Understand how music is created, and the scales required for each specific musical situation. Western music is based on the 12-tone scale, but jazz improvisation is built around seventh scales--leaving you seven notes to deploy. This means some notes will work less well, such as the fourths and sixths more commonly associated with classical music.
Start by memorizing blues scales--which are built around the flatted first, third, fifth and seventh notes--and provide the foundation for boogie-woogie, R&B and funk styles. Learn the relationships between the notes of each scale as you master it. For example, blues scales are based on I-IV-V chord patterns, or the first, fourth and fifth notes.
Buy an instructional CD that allows you to play horn lines off bass and drum backing tracks--it's a great way to get your feet wet before jumping into the fire with a real band. Record your practice sessions, too, to get a better feel for building solos and resolving notes.
Learn the difference between scales and modes--which are typically built around the root notes of a major scale--and are handy for soloing over fast-moving chord changes. However, scales remain the preferred improvising method, because you won't always want to start soloing on the root note of a chord--and not all changes lend themselves to the modal approach.
Approach solos as a melodic statement with a beginning, middle and end--don't bang out a bunch of notes that have nothing to do with each other.

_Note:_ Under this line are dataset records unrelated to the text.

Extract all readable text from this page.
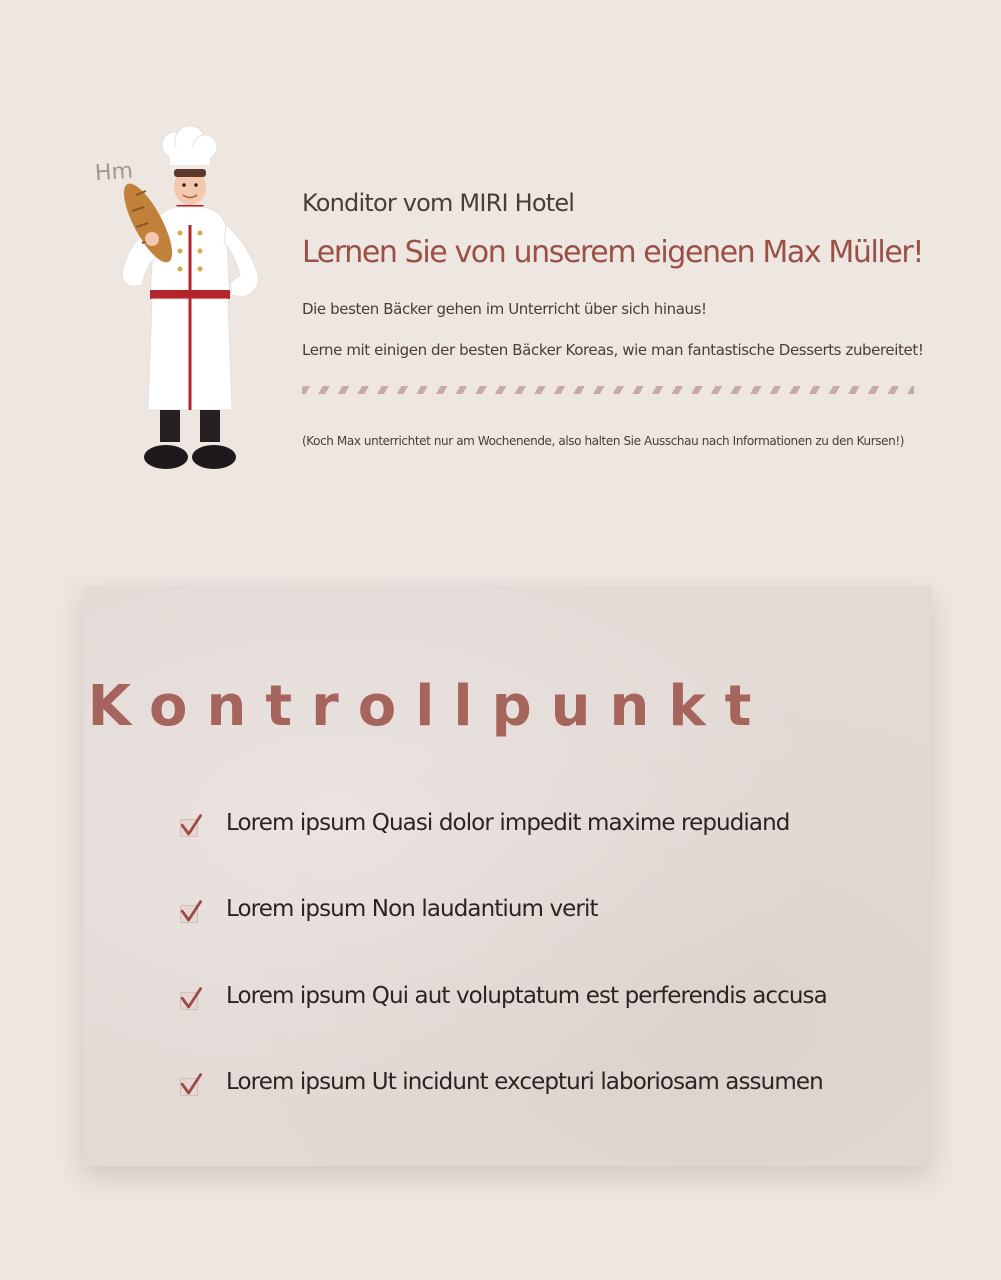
Hm

Konditor vom MIRI Hotel

Lernen Sie von unserem eigenen Max Müller!

Die besten Bäcker gehen im Unterricht über sich hinaus!

Lerne mit einigen der besten Bäcker Koreas, wie man fantastische Desserts zubereitet!

(Koch Max unterrichtet nur am Wochenende, also halten Sie Ausschau nach Informationen zu den Kursen!)
Kontrollpunkt
Lorem ipsum Quasi dolor impedit maxime repudiand
Lorem ipsum Non laudantium verit
Lorem ipsum Qui aut voluptatum est perferendis accusa
Lorem ipsum Ut incidunt excepturi laboriosam assumen
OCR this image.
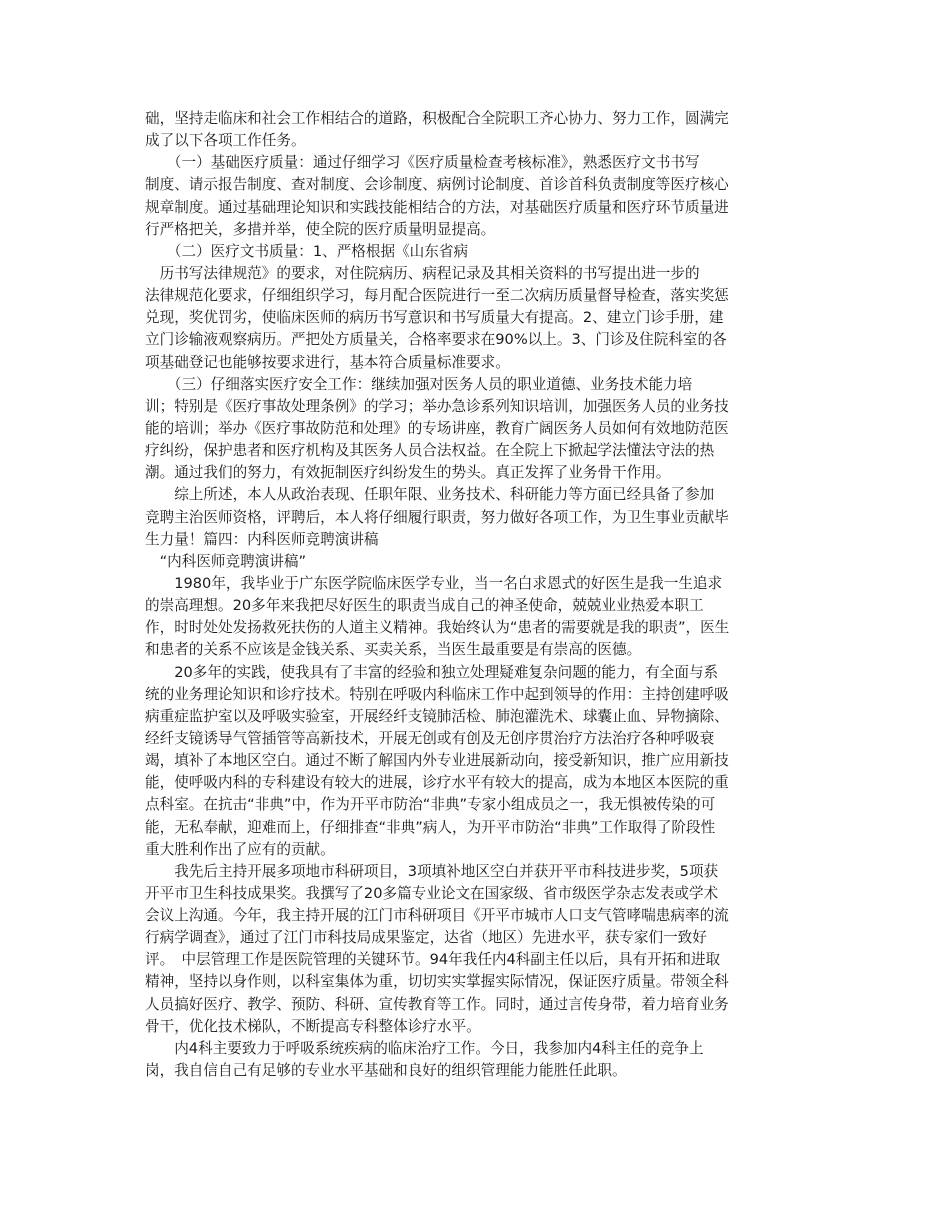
础，坚持走临床和社会工作相结合的道路，积极配合全院职工齐心协力、努力工作，圆满完
成了以下各项工作任务。
　　（一）基础医疗质量：通过仔细学习《医疗质量检查考核标准》，熟悉医疗文书书写
制度、请示报告制度、查对制度、会诊制度、病例讨论制度、首诊首科负责制度等医疗核心
规章制度。通过基础理论知识和实践技能相结合的方法，对基础医疗质量和医疗环节质量进
行严格把关，多措并举，使全院的医疗质量明显提高。
　　（二）医疗文书质量：1、严格根据《山东省病
　历书写法律规范》的要求，对住院病历、病程记录及其相关资料的书写提出进一步的
法律规范化要求，仔细组织学习，每月配合医院进行一至二次病历质量督导检查，落实奖惩
兑现，奖优罚劣，使临床医师的病历书写意识和书写质量大有提高。2、建立门诊手册，建
立门诊输液观察病历。严把处方质量关，合格率要求在90%以上。3、门诊及住院科室的各
项基础登记也能够按要求进行，基本符合质量标准要求。
　　（三）仔细落实医疗安全工作：继续加强对医务人员的职业道德、业务技术能力培
训；特别是《医疗事故处理条例》的学习；举办急诊系列知识培训，加强医务人员的业务技
能的培训；举办《医疗事故防范和处理》的专场讲座，教育广阔医务人员如何有效地防范医
疗纠纷，保护患者和医疗机构及其医务人员合法权益。在全院上下掀起学法懂法守法的热
潮。通过我们的努力，有效扼制医疗纠纷发生的势头。真正发挥了业务骨干作用。
　　综上所述，本人从政治表现、任职年限、业务技术、科研能力等方面已经具备了参加
竞聘主治医师资格，评聘后，本人将仔细履行职责，努力做好各项工作，为卫生事业贡献毕
生力量！篇四：内科医师竞聘演讲稿
　“内科医师竞聘演讲稿”
　　1980年，我毕业于广东医学院临床医学专业，当一名白求恩式的好医生是我一生追求
的崇高理想。20多年来我把尽好医生的职责当成自己的神圣使命，兢兢业业热爱本职工
作，时时处处发扬救死扶伤的人道主义精神。我始终认为“患者的需要就是我的职责”，医生
和患者的关系不应该是金钱关系、买卖关系，当医生最重要是有崇高的医德。
　　20多年的实践，使我具有了丰富的经验和独立处理疑难复杂问题的能力，有全面与系
统的业务理论知识和诊疗技术。特别在呼吸内科临床工作中起到领导的作用：主持创建呼吸
病重症监护室以及呼吸实验室，开展经纤支镜肺活检、肺泡灌洗术、球囊止血、异物摘除、
经纤支镜诱导气管插管等高新技术，开展无创或有创及无创序贯治疗方法治疗各种呼吸衰
竭，填补了本地区空白。通过不断了解国内外专业进展新动向，接受新知识，推广应用新技
能，使呼吸内科的专科建设有较大的进展，诊疗水平有较大的提高，成为本地区本医院的重
点科室。在抗击“非典”中，作为开平市防治“非典”专家小组成员之一，我无惧被传染的可
能，无私奉献，迎难而上，仔细排查“非典”病人，为开平市防治“非典”工作取得了阶段性
重大胜利作出了应有的贡献。
　　我先后主持开展多项地市科研项目，3项填补地区空白并获开平市科技进步奖，5项获
开平市卫生科技成果奖。我撰写了20多篇专业论文在国家级、省市级医学杂志发表或学术
会议上沟通。今年，我主持开展的江门市科研项目《开平市城市人口支气管哮喘患病率的流
行病学调查》，通过了江门市科技局成果鉴定，达省（地区）先进水平，获专家们一致好
评。　中层管理工作是医院管理的关键环节。94年我任内4科副主任以后，具有开拓和进取
精神，坚持以身作则，以科室集体为重，切切实实掌握实际情况，保证医疗质量。带领全科
人员搞好医疗、教学、预防、科研、宣传教育等工作。同时，通过言传身带，着力培育业务
骨干，优化技术梯队，不断提高专科整体诊疗水平。
　　内4科主要致力于呼吸系统疾病的临床治疗工作。今日，我参加内4科主任的竞争上
岗，我自信自己有足够的专业水平基础和良好的组织管理能力能胜任此职。
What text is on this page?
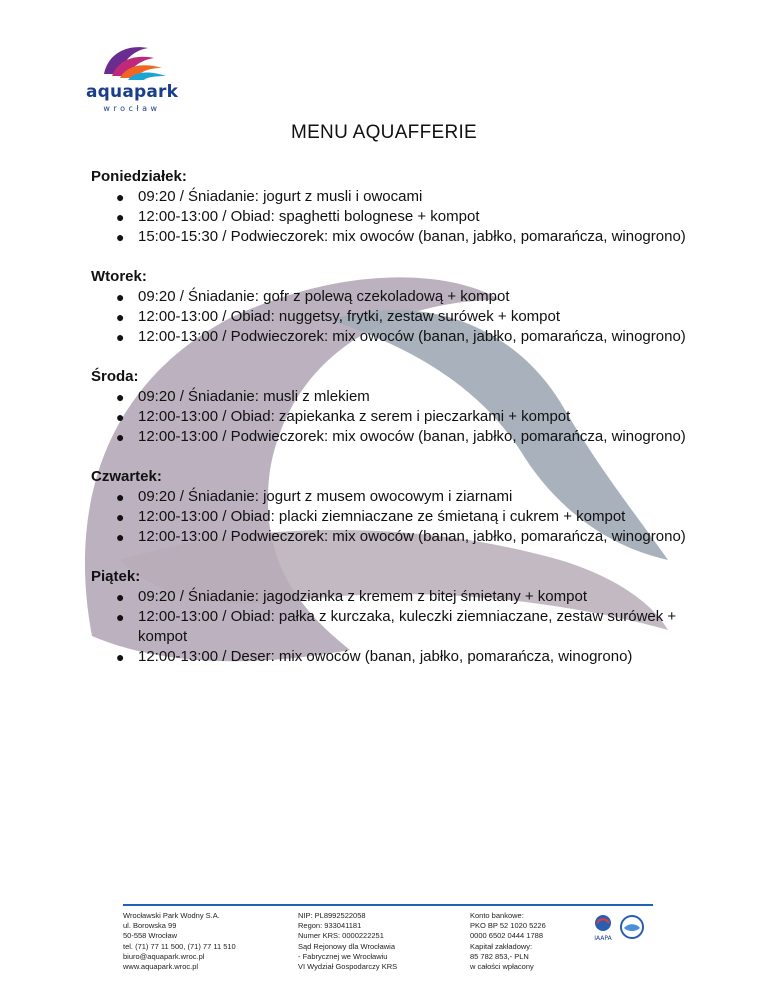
aquapark
wrocław
MENU AQUAFFERIE
Poniedziałek:
● 09:20 / Śniadanie: jogurt z musli i owocami
● 12:00-13:00 / Obiad: spaghetti bolognese + kompot
● 15:00-15:30 / Podwieczorek: mix owoców (banan, jabłko, pomarańcza, winogrono)
Wtorek:
● 09:20 / Śniadanie: gofr z polewą czekoladową + kompot
● 12:00-13:00 / Obiad: nuggetsy, frytki, zestaw surówek + kompot
● 12:00-13:00 / Podwieczorek: mix owoców (banan, jabłko, pomarańcza, winogrono)
Środa:
● 09:20 / Śniadanie: musli z mlekiem
● 12:00-13:00 / Obiad: zapiekanka z serem i pieczarkami + kompot
● 12:00-13:00 / Podwieczorek: mix owoców (banan, jabłko, pomarańcza, winogrono)
Czwartek:
● 09:20 / Śniadanie: jogurt z musem owocowym i ziarnami
● 12:00-13:00 / Obiad: placki ziemniaczane ze śmietaną i cukrem + kompot
● 12:00-13:00 / Podwieczorek: mix owoców (banan, jabłko, pomarańcza, winogrono)
Piątek:
● 09:20 / Śniadanie: jagodzianka z kremem z bitej śmietany + kompot
● 12:00-13:00 / Obiad: pałka z kurczaka, kuleczki ziemniaczane, zestaw surówek + kompot
● 12:00-13:00 / Deser: mix owoców (banan, jabłko, pomarańcza, winogrono)
Wrocławski Park Wodny S.A.
ul. Borowska 99
50-558 Wrocław
tel. (71) 77 11 500, (71) 77 11 510
biuro@aquapark.wroc.pl
www.aquapark.wroc.pl
NIP: PL8992522058
Regon: 933041181
Numer KRS: 0000222251
Sąd Rejonowy dla Wrocławia
- Fabrycznej we Wrocławiu
VI Wydział Gospodarczy KRS
Konto bankowe:
PKO BP 52 1020 5226
0000 6502 0444 1788
Kapitał zakładowy:
85 782 853,- PLN
w całości wpłacony
IAAPA
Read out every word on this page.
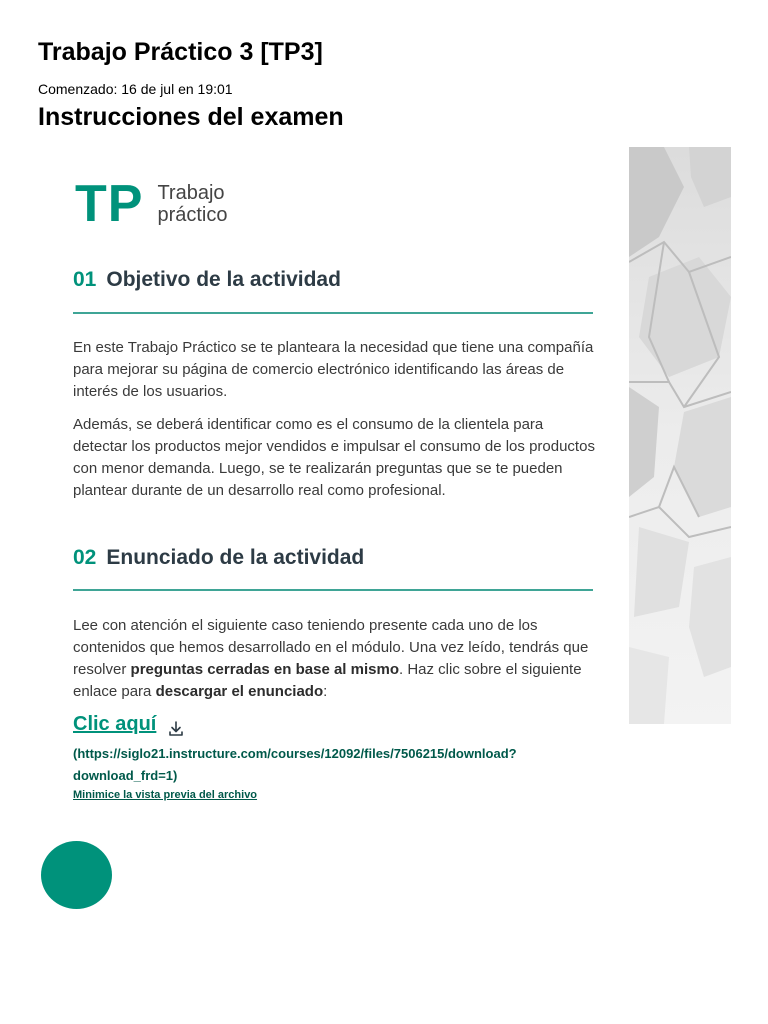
Trabajo Práctico 3 [TP3]
Comenzado: 16 de jul en 19:01
Instrucciones del examen
TP Trabajo
práctico
01 Objetivo de la actividad

En este Trabajo Práctico se te planteara la necesidad que tiene una compañía para mejorar su página de comercio electrónico identificando las áreas de interés de los usuarios.

Además, se deberá identificar como es el consumo de la clientela para detectar los productos mejor vendidos e impulsar el consumo de los productos con menor demanda. Luego, se te realizarán preguntas que se te pueden plantear durante de un desarrollo real como profesional.

02 Enunciado de la actividad

Lee con atención el siguiente caso teniendo presente cada uno de los contenidos que hemos desarrollado en el módulo. Una vez leído, tendrás que resolver preguntas cerradas en base al mismo. Haz clic sobre el siguiente enlace para descargar el enunciado:

Clic aquí
(https://siglo21.instructure.com/courses/12092/files/7506215/download?download_frd=1)
Minimice la vista previa del archivo
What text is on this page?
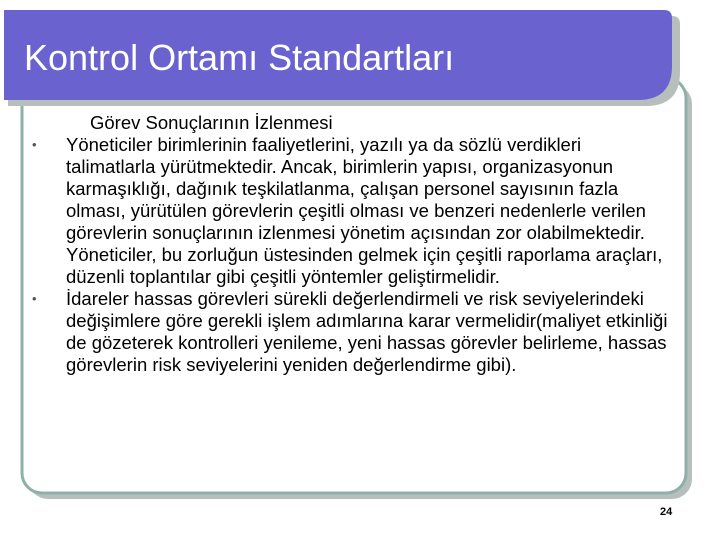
Kontrol Ortamı Standartları
Görev Sonuçlarının İzlenmesi
•	Yöneticiler birimlerinin faaliyetlerini, yazılı ya da sözlü verdikleri talimatlarla yürütmektedir. Ancak, birimlerin yapısı, organizasyonun karmaşıklığı, dağınık teşkilatlanma, çalışan personel sayısının fazla olması, yürütülen görevlerin çeşitli olması ve benzeri nedenlerle verilen görevlerin sonuçlarının izlenmesi yönetim açısından zor olabilmektedir. Yöneticiler, bu zorluğun üstesinden gelmek için çeşitli raporlama araçları, düzenli toplantılar gibi çeşitli yöntemler geliştirmelidir.
•	İdareler hassas görevleri sürekli değerlendirmeli ve risk seviyelerindeki değişimlere göre gerekli işlem adımlarına karar vermelidir(maliyet etkinliği de gözeterek kontrolleri yenileme, yeni hassas görevler belirleme, hassas görevlerin risk seviyelerini yeniden değerlendirme gibi).
24
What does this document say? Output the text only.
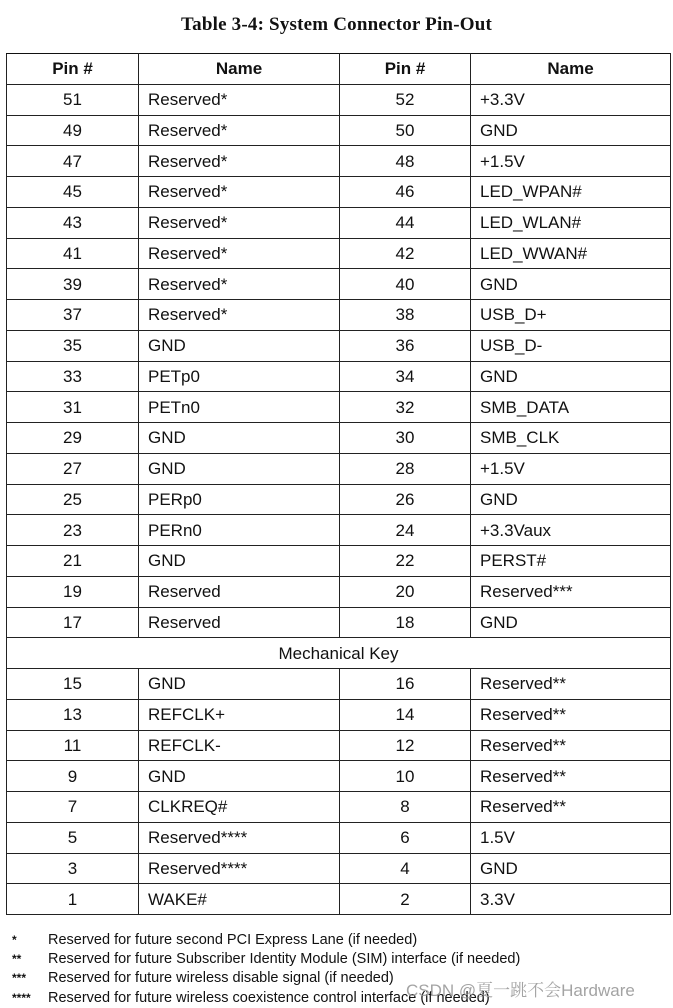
Table 3-4: System Connector Pin-Out
Pin #	Name	Pin #	Name
51	Reserved*	52	+3.3V
49	Reserved*	50	GND
47	Reserved*	48	+1.5V
45	Reserved*	46	LED_WPAN#
43	Reserved*	44	LED_WLAN#
41	Reserved*	42	LED_WWAN#
39	Reserved*	40	GND
37	Reserved*	38	USB_D+
35	GND	36	USB_D-
33	PETp0	34	GND
31	PETn0	32	SMB_DATA
29	GND	30	SMB_CLK
27	GND	28	+1.5V
25	PERp0	26	GND
23	PERn0	24	+3.3Vaux
21	GND	22	PERST#
19	Reserved	20	Reserved***
17	Reserved	18	GND
Mechanical Key			
15	GND	16	Reserved**
13	REFCLK+	14	Reserved**
11	REFCLK-	12	Reserved**
9	GND	10	Reserved**
7	CLKREQ#	8	Reserved**
5	Reserved****	6	1.5V
3	Reserved****	4	GND
1	WAKE#	2	3.3V
*	Reserved for future second PCI Express Lane (if needed)
**	Reserved for future Subscriber Identity Module (SIM) interface (if needed)
***	Reserved for future wireless disable signal (if needed)
****	Reserved for future wireless coexistence control interface (if needed)
CSDN @夏一跳不会Hardware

This is where knowledge of chords, keys and how they work together is critical--especially in jazz, where chord sequences change rapidly and dramatically.
Realize that "less is more"--great artists like tenor saxophonist John Coltrane practiced this principle throughout their careers. Playing fewer notes and phrases gives the music breathing space, creating room for a tension and release that opens greater scope for individual expression.
Don't fret whenever you blow a wrong note (or "clam"). Try to regroup by blowing chromatic phrases or passing tones (so called, because they help you get to the next note). If you can't recover, don't beat yourself up--learning on the bandstand is rough at times, but there's no better place to do it.